A reasonable evidence ladder is:

  1. The row exists in the registry.
  2. Discovery recently saw the provider session.
  3. The row is enabled and sendable, so it appears in axiowl list agents.
  4. A send to that row is accepted by AxiOwl.
  5. The provider edge reports that delivery was accepted.
  6. The target provider replies through AxiOwl MCP with correct provider-owned sender identity.

Step 3 is the normal answer to "which agents can I target right now?" Step 6 is the stronger answer to "which agent path has actually worked end to end?"

This distinction is built into the product. A send receipt of accepted_by_axiowl means AxiOwl accepted the request and handed it to the delivery layer. It does not prove that the provider displayed, processed, or replied to the message. A response over MCP proves much more: the target received the message, had AxiOwl MCP available, sent a reply, and carried enough provider/session metadata for AxiOwl to identify the sender.

Use Status For File Locations And Counts

The broader status command is:

axiowl status

The current implementation prints the AxiOwl version, state root, registry path, node registry path, evidence log path, delivery log path, create lifecycle log path, installed executable information, activation state, runtime role, registered agent count, and registered node count.

Use axiowl status when you need to know which registry file is being read or where to collect logs. Use axiowl list agents when you want the filtered active target list.

When The Active List Looks Wrong

If an agent should be active but is missing, work through the concrete state instead of guessing:

axiowl status
axiowl discover all --json
axiowl list agents

Then inspect the registry and logs that axiowl status reports. The support docs call out these fields for bad discovery cases: provider session ids, display names and aliases, sendable, source, last_seen_at, last_verified_at, and last_error.

Common causes include stale registry rows, reused old session names, provider workspace folders that no longer exist, skipped provider discovery because the provider was not selected during install, or a provider-specific session format changing under AxiOwl.

For a target that appears active but does not behave correctly, send-path evidence matters. AxiOwl records evidence and delivery logs, and the CLI distinguishes "accepted by AxiOwl" from provider delivery status when a provider path reports it explicitly. That prevents a clean local handoff from being mistaken for a real target response.
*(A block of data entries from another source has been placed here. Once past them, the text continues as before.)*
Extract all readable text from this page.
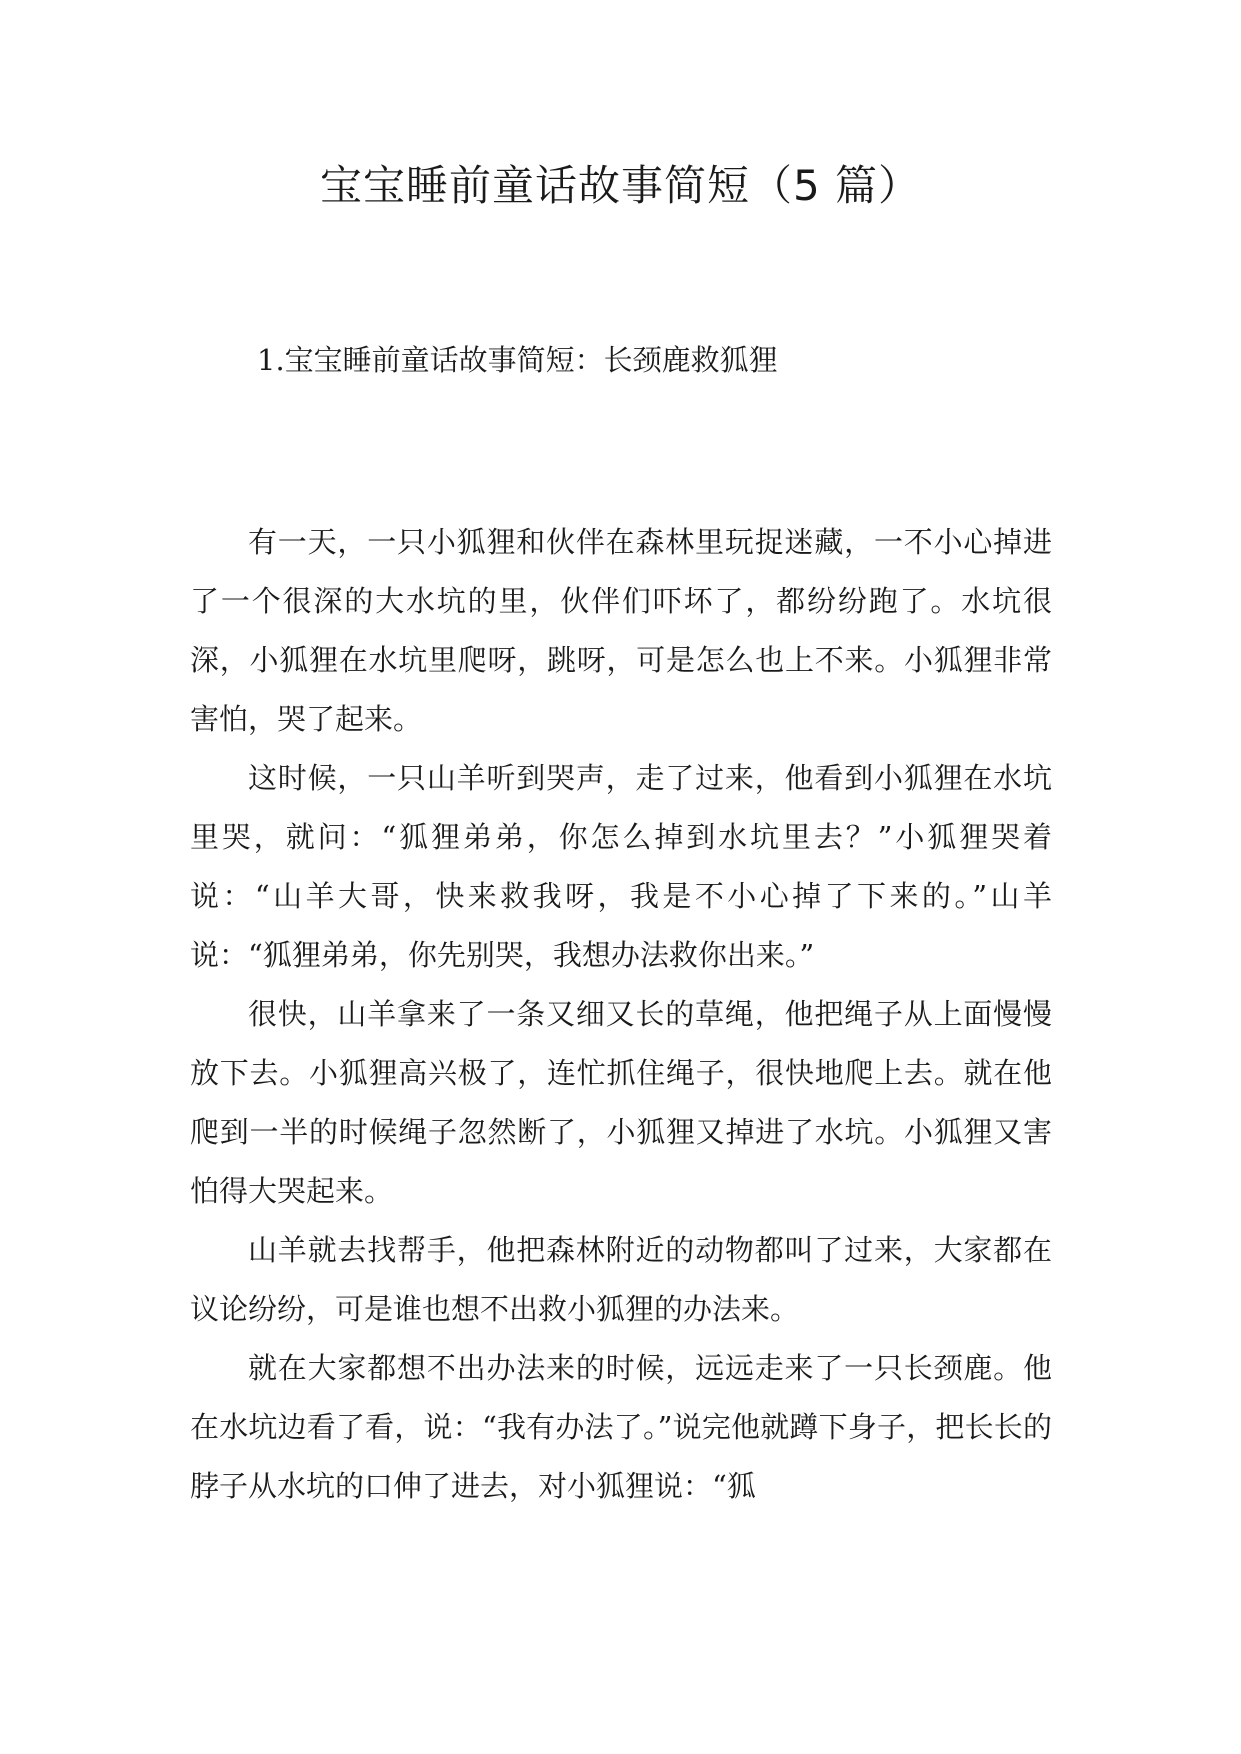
宝宝睡前童话故事简短（5 篇）
1.宝宝睡前童话故事简短：长颈鹿救狐狸

有一天，一只小狐狸和伙伴在森林里玩捉迷藏，一不小心掉进了一个很深的大水坑的里，伙伴们吓坏了，都纷纷跑了。水坑很深，小狐狸在水坑里爬呀，跳呀，可是怎么也上不来。小狐狸非常害怕，哭了起来。

这时候，一只山羊听到哭声，走了过来，他看到小狐狸在水坑里哭，就问：“狐狸弟弟，你怎么掉到水坑里去？”小狐狸哭着说：“山羊大哥，快来救我呀，我是不小心掉了下来的。”山羊说：“狐狸弟弟，你先别哭，我想办法救你出来。”

很快，山羊拿来了一条又细又长的草绳，他把绳子从上面慢慢放下去。小狐狸高兴极了，连忙抓住绳子，很快地爬上去。就在他爬到一半的时候绳子忽然断了，小狐狸又掉进了水坑。小狐狸又害怕得大哭起来。

山羊就去找帮手，他把森林附近的动物都叫了过来，大家都在议论纷纷，可是谁也想不出救小狐狸的办法来。

就在大家都想不出办法来的时候，远远走来了一只长颈鹿。他在水坑边看了看，说：“我有办法了。”说完他就蹲下身子，把长长的脖子从水坑的口伸了进去，对小狐狸说：“狐
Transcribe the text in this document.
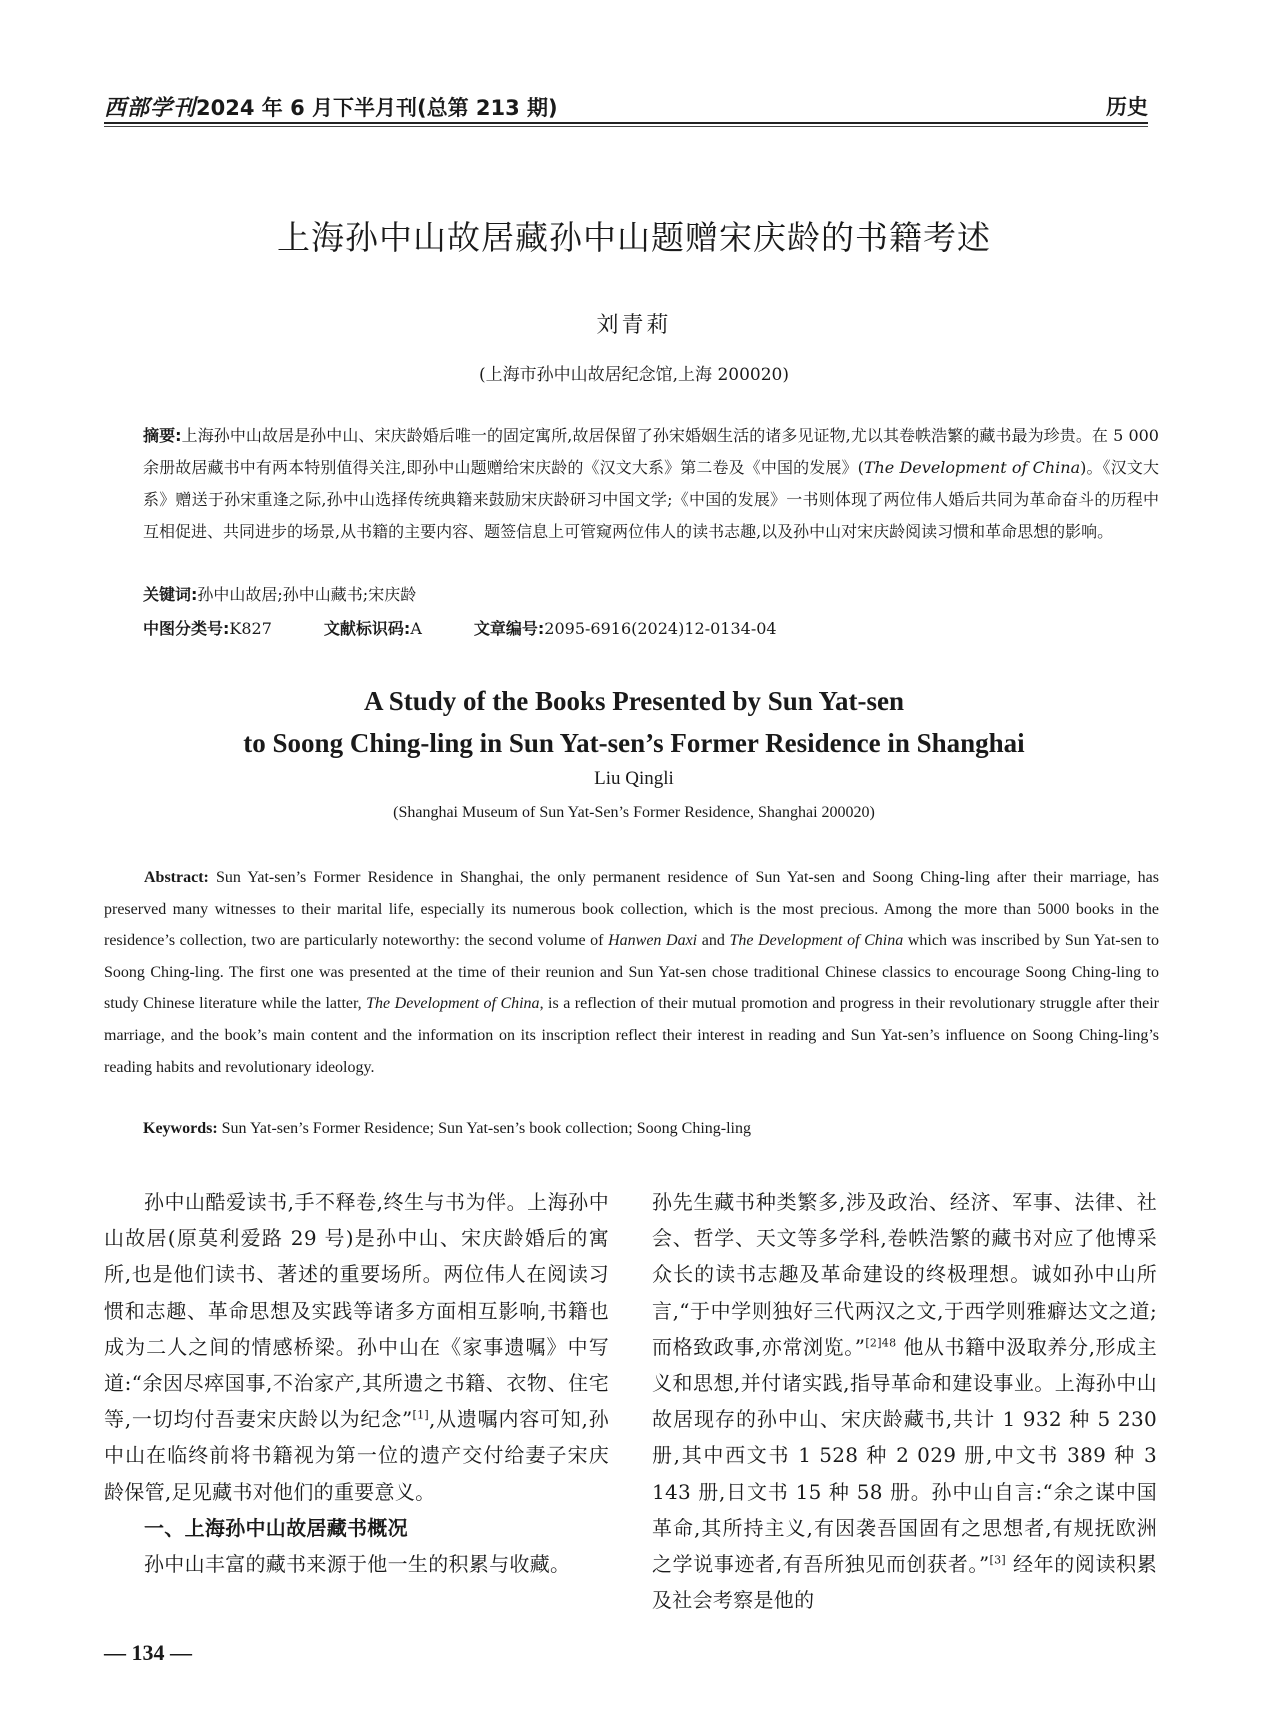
西部学刊2024 年 6 月下半月刊(总第 213 期)	历史
上海孙中山故居藏孙中山题赠宋庆龄的书籍考述
刘青莉
(上海市孙中山故居纪念馆,上海 200020)
摘要:上海孙中山故居是孙中山、宋庆龄婚后唯一的固定寓所,故居保留了孙宋婚姻生活的诸多见证物,尤以其卷帙浩繁的藏书最为珍贵。在 5 000 余册故居藏书中有两本特别值得关注,即孙中山题赠给宋庆龄的《汉文大系》第二卷及《中国的发展》(The Development of China)。《汉文大系》赠送于孙宋重逢之际,孙中山选择传统典籍来鼓励宋庆龄研习中国文学;《中国的发展》一书则体现了两位伟人婚后共同为革命奋斗的历程中互相促进、共同进步的场景,从书籍的主要内容、题签信息上可管窥两位伟人的读书志趣,以及孙中山对宋庆龄阅读习惯和革命思想的影响。
关键词:孙中山故居;孙中山藏书;宋庆龄
中图分类号:K827	文献标识码:A	文章编号:2095-6916(2024)12-0134-04
A Study of the Books Presented by Sun Yat-sen
to Soong Ching-ling in Sun Yat-sen’s Former Residence in Shanghai
Liu Qingli
(Shanghai Museum of Sun Yat-Sen’s Former Residence, Shanghai 200020)
Abstract: Sun Yat-sen’s Former Residence in Shanghai, the only permanent residence of Sun Yat-sen and Soong Ching-ling after their marriage, has preserved many witnesses to their marital life, especially its numerous book collection, which is the most precious. Among the more than 5000 books in the residence’s collection, two are particularly noteworthy: the second volume of Hanwen Daxi and The Development of China which was inscribed by Sun Yat-sen to Soong Ching-ling. The first one was presented at the time of their reunion and Sun Yat-sen chose traditional Chinese classics to encourage Soong Ching-ling to study Chinese literature while the latter, The Development of China, is a reflection of their mutual promotion and progress in their revolutionary struggle after their marriage, and the book’s main content and the information on its inscription reflect their interest in reading and Sun Yat-sen’s influence on Soong Ching-ling’s reading habits and revolutionary ideology.
Keywords: Sun Yat-sen’s Former Residence; Sun Yat-sen’s book collection; Soong Ching-ling
孙中山酷爱读书,手不释卷,终生与书为伴。上海孙中山故居(原莫利爱路 29 号)是孙中山、宋庆龄婚后的寓所,也是他们读书、著述的重要场所。两位伟人在阅读习惯和志趣、革命思想及实践等诸多方面相互影响,书籍也成为二人之间的情感桥梁。孙中山在《家事遗嘱》中写道:“余因尽瘁国事,不治家产,其所遗之书籍、衣物、住宅等,一切均付吾妻宋庆龄以为纪念”[1],从遗嘱内容可知,孙中山在临终前将书籍视为第一位的遗产交付给妻子宋庆龄保管,足见藏书对他们的重要意义。
一、上海孙中山故居藏书概况
孙中山丰富的藏书来源于他一生的积累与收藏。
孙先生藏书种类繁多,涉及政治、经济、军事、法律、社会、哲学、天文等多学科,卷帙浩繁的藏书对应了他博采众长的读书志趣及革命建设的终极理想。诚如孙中山所言,“于中学则独好三代两汉之文,于西学则雅癖达文之道;而格致政事,亦常浏览。”$^{[2]48}$ 他从书籍中汲取养分,形成主义和思想,并付诸实践,指导革命和建设事业。上海孙中山故居现存的孙中山、宋庆龄藏书,共计 1 932 种 5 230 册,其中西文书 1 528 种 2 029 册,中文书 389 种 3 143 册,日文书 15 种 58 册。孙中山自言:“余之谋中国革命,其所持主义,有因袭吾国固有之思想者,有规抚欧洲之学说事迹者,有吾所独见而创获者。”[3] 经年的阅读积累及社会考察是他的
— 134 —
Why AxiOwl Uses This Model

Agent names are convenient for people, but they are weak identifiers. Provider-owned session ids, node ids, discovery source, and proof timestamps are better operational facts. AxiOwl's registry lookup code prefers sendable rows and uses recency fields when multiple candidates could match. Discovery can repair stale or missing registry state, but the developer docs are explicit that discovery should not silently convert stale rows into sendable rows or hide provider delivery failures.

That is why the active agent check is a workflow, not just a name list:

axiowl discover all
axiowl list agents
axiowl status

For everyday routing, axiowl list agents tells you which enabled, sendable targets AxiOwl currently exposes. For operations and debugging, discovery output, registry fields, and MCP replies tell you whether the target is merely listed, recently found, sendable, or proven end to end.

The clean habit is simple: refresh discovery when state may have changed, read the active list for usable targets, and treat a provider reply through AxiOwl MCP as the final confirmation that the agent path is genuinely alive.